Das betrifft die von Israel mitverursachte desolate Lage der Palästinenser im Gazastreifen und im Westjordanland, die sich gestern wieder in schweren Auseinandersetzungen mit zahlreichen Toten niederschlug. Genauso aber den Versuch des Irans, in Syrien eine weitere bedrohliche militärische Front gegen den jüdischen Staat aufzubauen. Jerusalem beantwortete dies am Donnerstag mit den schwersten Luftschlägen auf den Nachbarstaat seit Jahren.

Israel muss heute, anders als 1948, nicht mehr um seine Existenz fürchten, aber es muss weiterhin um seine Existenz kämpfen, weil sie auch nach 70 Jahren noch in Wort und Tat infrage gestellt wird. Militärisch und wirtschaftlich ist der jüdische Staat stark, er gehört zu den führenden High-Tech-Nationen der Welt, er kann sich auf mächtige Verbündete verlassen.

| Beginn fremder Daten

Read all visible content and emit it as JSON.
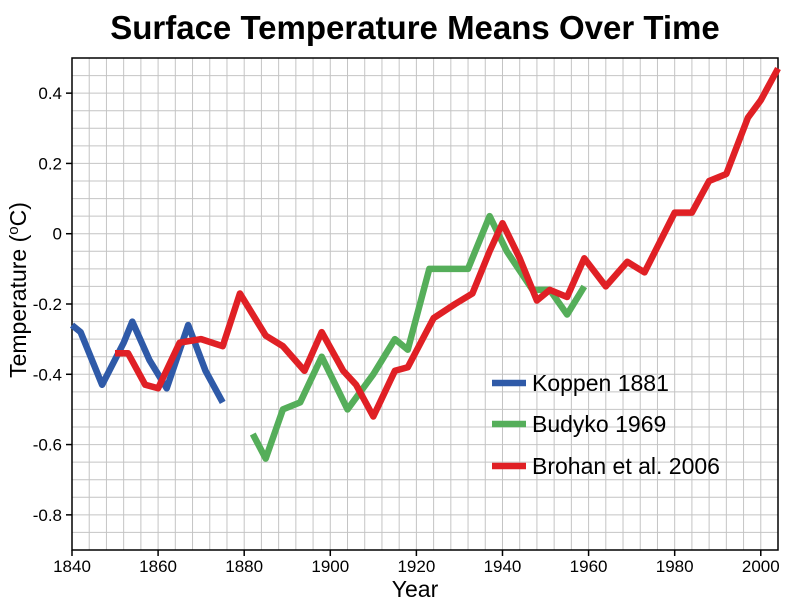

Allerdings gilt auch: Ohne Erkennen und Anerkennen der Wirklichkeit ist sinnvolle Politik nicht möglich. Dazu gehört die in den 1990er Jahren vorhandene, inzwischen abhandengekommene Einsicht, dass man zwar mit einem militärisch vor Kraft strotzenden Land Gegner in Schach halten kann, Frieden aber nicht erzielen wird. Dazu gehört ebenso die derzeit weder bei Israels Mehrheit noch in der US-Administration populäre Erkenntnis, dass ein Frieden die Kernbedürfnisse des Gegenübers mit einbeziehen muss.

Aufgezwungene Lösungen sind keine verlässlichen. Die Anerkennung Jerusalems als Hauptstadt des jüdischen Staates durch die USA und die gestern gefeierte Verlegung der Botschaft dorthin sind deshalb schwerwiegende Fehlleistungen. Sie versperren in einer symbolträchtigen Frage gangbare Kompromisswege. Sie eskalieren, statt zu deeskalieren. In einer aus zahlreichen Gründen in Gewalt versinkenden Region setzt Israel auch heute wie fast immer in seiner Geschichte auf das einseitige Schaffen von Fakten. Das Land ist dadurch größer und mächtiger geworden. Zur Ruhe gekommen ist es nicht.